All math should start in the concrete. Fractions are represented by real objects cut into equal portions. Addition adds blocks together, subtraction takes them apart. Multiplication has flowers that need to be put into vases. Division has legos that need to be distributed evenly. These concepts start long before anything is put onto paper. Kindergartners, most of the time, do not learn formal division but they should know how to put things into groups.
Math should be taught in an incremental way. Although many old (and current) textbooks are written with blocks of addition followed by blocks of subtraction, students should learn them in a formal way (semi-concrete through abstract learning) together. Especially considering older students building on what they've already learned, math should be taught in bits and pieces and constantly reviewed.
Math should not be a series of rote problems followed by the dreaded word problems. Problem solving should come first, with the rote method (computation) following in order to solve problems in an orderly way. Like rote skills, problem solving must be practiced.. The goal of a math program is not to get a better score on a standardized test. The goal of a math program is to be able to use math outside of the school day. Being able to do arithmetic is of little value if one does not know when to use the skills. Real-life situations (“when will I ever have to use this?”) must be the basis of all math teaching.
Math is truly outcome-based. Understanding comes incrementally and builds upon itself. Again, the end goal is not an arbitrary score or grade, but mathematical thinking. In order to create mathematical thinking, a teacher must be able to think mathematically herself. She must also, however, remain in a state of knowing how she knows something. Consider learning in four stages:
Teachers must remain in the “Practice” stage of learning even if they are masters of a subject (hopefully they are!). The worst thing a child—or adult student—can encounter in a math classroom is a teacher who is such an expert in the field that she can no longer explain how she knows something. It has become part of her being and she stands there in front of her classroom, not understanding why her students don't “get it.” Good teachers know they must shift down a notch to the practice stage of learning and keep in their minds, always, how it was that they first understood this concept.
This is especially true in math teaching. Since math is taught incrementally and beginning in the most concrete concepts, teachers must be careful not to teach the shortcut or the rote skill in isolation from the mathematical thinking. Explaining to students that when dividing by a fraction, “just flip the second fraction and multiply”, while completely factual, skips over all the reasons behind why it is that this is true. It makes math a mystery full of tricks.
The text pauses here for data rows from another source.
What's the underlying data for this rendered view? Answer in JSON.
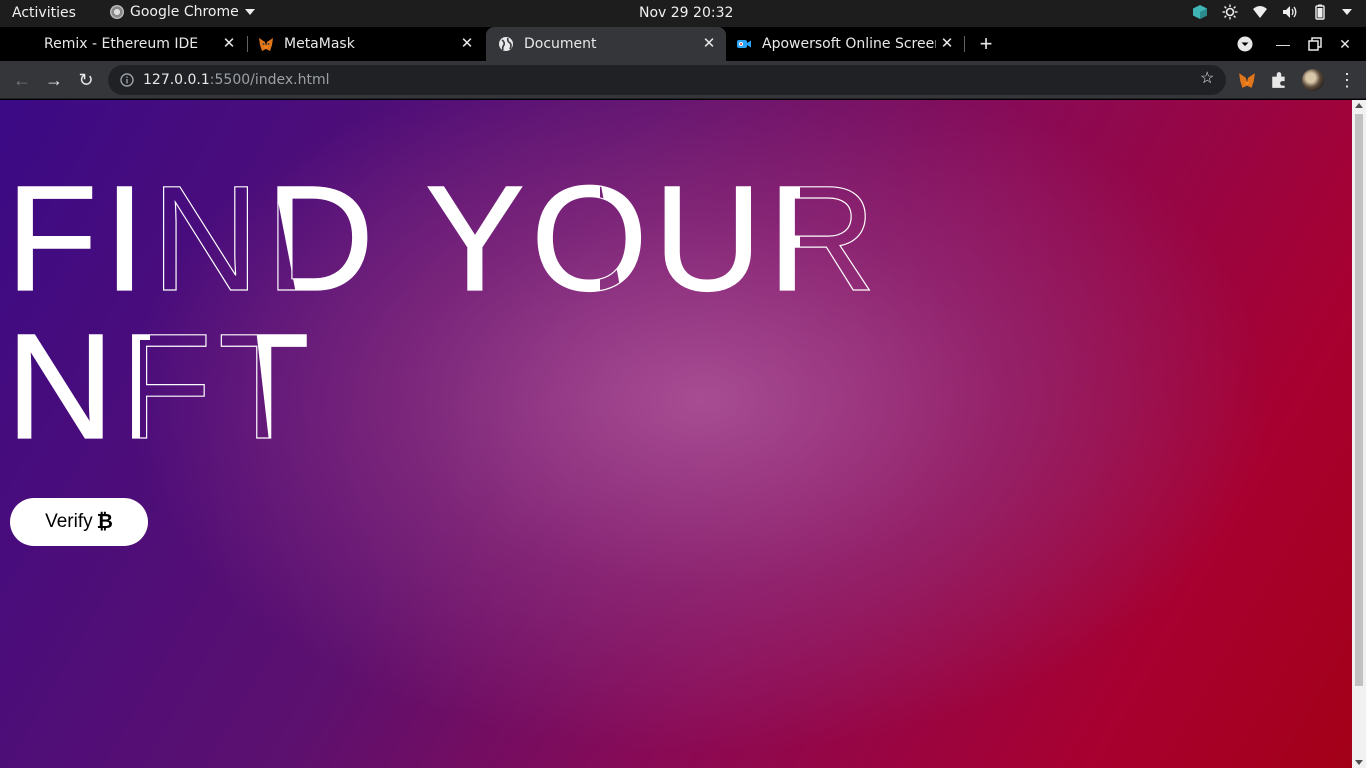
{
  "topbar": {
    "activities": "Activities",
    "app_name": "Google Chrome",
    "clock": "Nov 29  20:32"
  },
  "tabs": [
    {
      "title": "Remix - Ethereum IDE",
      "icon": "remix-icon",
      "active": false
    },
    {
      "title": "MetaMask",
      "icon": "metamask-fox-icon",
      "active": false
    },
    {
      "title": "Document",
      "icon": "globe-icon",
      "active": true
    },
    {
      "title": "Apowersoft Online Screen",
      "icon": "apowersoft-camera-icon",
      "active": false
    }
  ],
  "omnibox": {
    "host": "127.0.0.1",
    "rest": ":5500/index.html"
  },
  "page": {
    "headline_line1": "FIND YOUR",
    "headline_line2": "NFT",
    "verify_label": "Verify",
    "verify_symbol": "₿"
  },
  "colors": {
    "gradient_start": "#3b0a85",
    "gradient_mid": "#8a0a55",
    "gradient_end": "#a30018",
    "glow": "#aa5096",
    "button_bg": "#ffffff"
  }
}
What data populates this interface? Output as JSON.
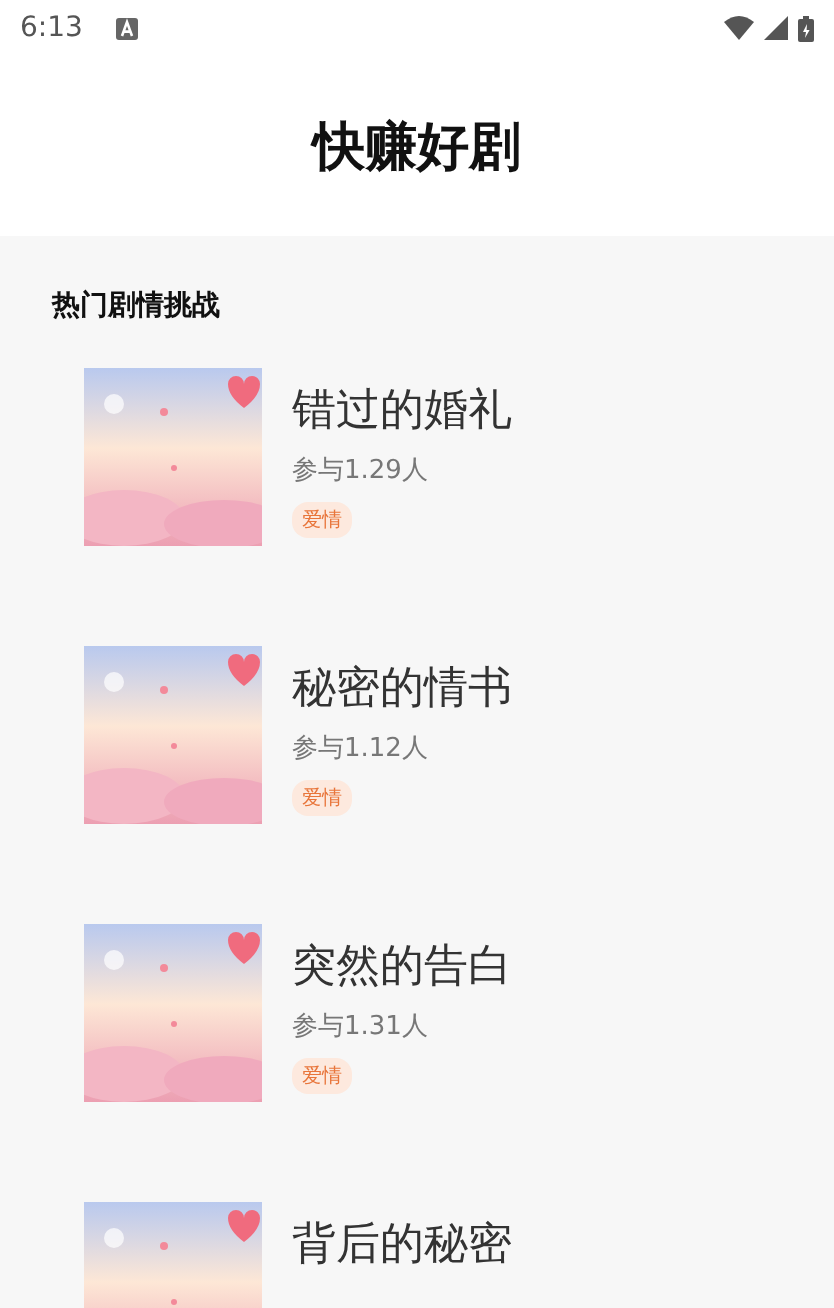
{
  "status_bar": {
    "time": "6:13"
  },
  "header": {
    "title": "快赚好剧"
  },
  "section": {
    "title": "热门剧情挑战"
  },
  "dramas": [
    {
      "title": "错过的婚礼",
      "participants": "参与1.29人",
      "tag": "爱情"
    },
    {
      "title": "秘密的情书",
      "participants": "参与1.12人",
      "tag": "爱情"
    },
    {
      "title": "突然的告白",
      "participants": "参与1.31人",
      "tag": "爱情"
    },
    {
      "title": "背后的秘密"
    }
  ]
}
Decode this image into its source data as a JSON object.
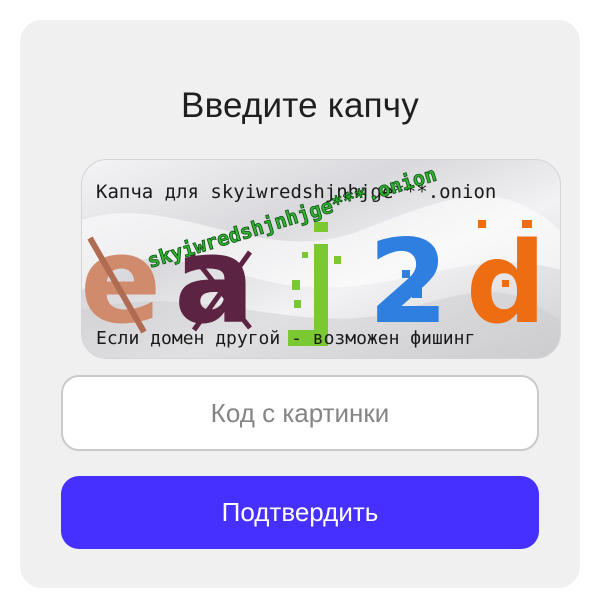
{
  "form": {
    "title": "Введите капчу",
    "input_placeholder": "Код с картинки",
    "input_value": "",
    "submit_label": "Подтвердить"
  },
  "captcha": {
    "top_text": "Капча для skyiwredshjnhjge***.onion",
    "overlay_text": "skyiwredshjnhjge***.onion",
    "bottom_text": "Если домен другой - возможен фишинг",
    "letters": [
      "e",
      "a",
      "j",
      "2",
      "d"
    ],
    "letter_colors": [
      "#d08a6c",
      "#5c2442",
      "#7ac832",
      "#2f7fe0",
      "#ee6d10"
    ],
    "overlay_color": "#2fb52f"
  },
  "colors": {
    "card_background": "#f0f0f1",
    "button_background": "#4530ff",
    "button_text": "#ffffff",
    "input_border": "#c9c9cc"
  }
}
Instead, beginning with concrete concepts, testing them out, and then introducing the rules with explanation, fashions math into a tool.
[Side note: how would I teach division of fractions? I would first teach multiplication of fractions and how multiplying by ¼ is the same as dividing by 4, with many iterations of this idea. I would bring in something, say a block of cheese, that weighed a half pound, and have students divide it by 3. This is the same as cutting it into thirds (multiplying by 1/3). I would have them weigh each piece and find the answer. I'd have a loaf of bread 8 inches long that needs to be cut into 2/3 inch slices. How many slices? And so forth. Using the data from these concrete examples, I would move to the algorithm of writing 8 / 2/3. Then I would ask (since they would already understand common denominators before this lesson): how many thirds-of-an-inch is 8 inches? It is 24 thirds-of-an-inch. Now I want 2/3 of an inch slices: 24 divided by 2 is 12. Problems would continue in this style until the student masters the why: at that point, the math shortcut would be introduced if it hadn't been derived by the student already: if you simply find the reciprocal of 2/3, which is 3/2, and then multiply by 8, the answer is 24/2. Simplified, that is 12.]
Math require practice. Concepts may come easily to some students but skills require practice. Rote practice of both facts and higher skills is necessary to keep a student from becoming bogged down in computation. Not every student needs extensive skills practice, but students should demonstrate progress towards mastery of computational skills before moving forward with higher concepts. There are exceptions to this general rule, of course. Students with certain learning differences and disabilities find memorization of math facts cumbersome and sometimes impossible. It is a disservice to keep these students from learning higher math concepts when technology can aid them in computation. This should not be the first route taken, but should be in the teacher's arsenal of adaptations. Most upper level math courses assume a calculator, even beginning in middle school. Students should understand the concepts but if the computation gets in the way, they should be allowed a bridge across that chasm after careful consideration.
Mathematics is a natural process. Young children learn quickly how to create “fair” portions of grapes and cookies. Counting steps, fingers, plates on the table, and so forth are obvious first steps in math. As opposed to reading, which is not an innate process but something we have trained our brains to do over the centuries, math has always been here. Moving through a math curriculum in the right way, with incremental steps, concrete to abstract, reviewing and practicing with a teacher who understands how one learns these concepts, creates mathematical thinkers who know exactly when they will “have to use this in real life.”